Разин крикнул:
– Гой, соколы! Учредить дозор от площади до анбаров и всякого имать ко мне, кто дозор перейдет… Лазунка, персы много пугливы – чай, видал их в Фарабате?.. Я знаю, с боем иные бы накинулись, да многие боятся нас и пожога опасны.
– «У тумы[42 - Т у м – родившийся от пленной турчанки или персиянки.] бисовы думы», хохлачи запорожцы не спуста говорят: черт и кизылбаша поймет. А горец тот косатой – хитрой, рожа злая…
– Эх, Лазунка, вот уж много выпил я, а хмель не берет, и все вижу, как Петру Мокеева собаки шаховы рвут… Пей!
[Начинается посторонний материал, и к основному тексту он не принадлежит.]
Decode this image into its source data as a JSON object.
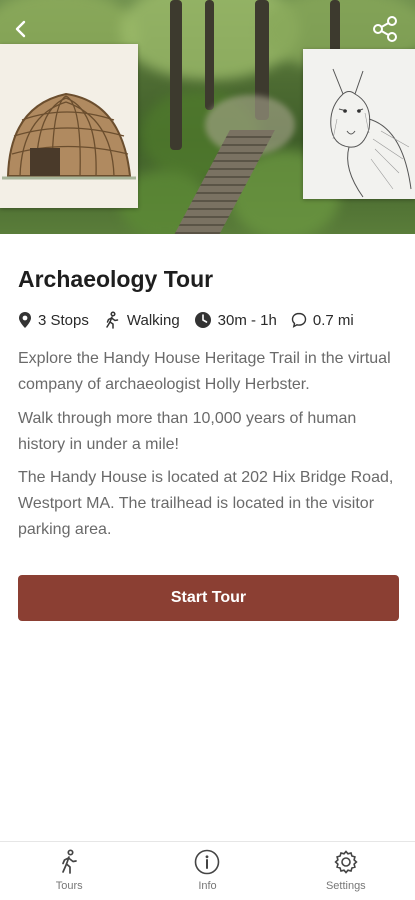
{
  "hero": {
    "back_icon": "chevron-left-icon",
    "share_icon": "share-icon",
    "left_card_subject": "wetu-frame-illustration",
    "right_card_subject": "wolf-sketch"
  },
  "tour": {
    "title": "Archaeology Tour",
    "meta": {
      "stops": "3 Stops",
      "mode": "Walking",
      "duration": "30m - 1h",
      "distance": "0.7 mi"
    },
    "paragraphs": [
      "Explore the Handy House Heritage Trail in the virtual company of archaeologist Holly Herbster.",
      "Walk through more than 10,000 years of human history in under a mile!",
      "The Handy House is located at 202 Hix Bridge Road, Westport MA. The trailhead is located in the visitor parking area."
    ],
    "start_label": "Start Tour"
  },
  "nav": {
    "items": [
      {
        "label": "Tours",
        "icon": "walking-person-icon"
      },
      {
        "label": "Info",
        "icon": "info-icon"
      },
      {
        "label": "Settings",
        "icon": "gear-icon"
      }
    ]
  },
  "colors": {
    "accent": "#8b3f33",
    "body_text": "#6a6a6a",
    "title_text": "#1e1e1e"
  }
}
Со стругов все казаки, стрельцы и ярыжки, оставив на борту малый дозор, перешли на берег пить вино. Берег покрылся голубыми и синими кафтанама, забелел полтевскими московскими накидками с длинными рукавами. Дозор исправно нес службу, хотя часто менялся.
– А где ж моя царевна?
– Тут, батько!
– Ладно! Пусть пляшет, пирует, дайте ей волю тешиться на своей земле! Ни в чем не претите.
– Чуем.
С болезненными пятнами на щеках, с глазами, блестевшими жадным огнем и оттого особенно едкой, вызывающей красоты, персиянка лежала в волнах голубого шелка на подушках, иногда слегка приподнимались глаза под черными ресницами, изредка скользили по лицам пирующих. На атамана персиянка боялась глядеть, испугалась, когда он спросил о ней.
«Умереть лучше, чем ласка его на виду всего города!» – подумала она, изогнулась, будто голубая полосатая змея, оглянулась, склонив назад голову, увитую многими косами, скрепленными на лбу золотым обручем. Быстро поняла, что захмелел атаман, зажмурилась, когда он толкнул от себя кувшин с вином, сверкнув лезвием сабли.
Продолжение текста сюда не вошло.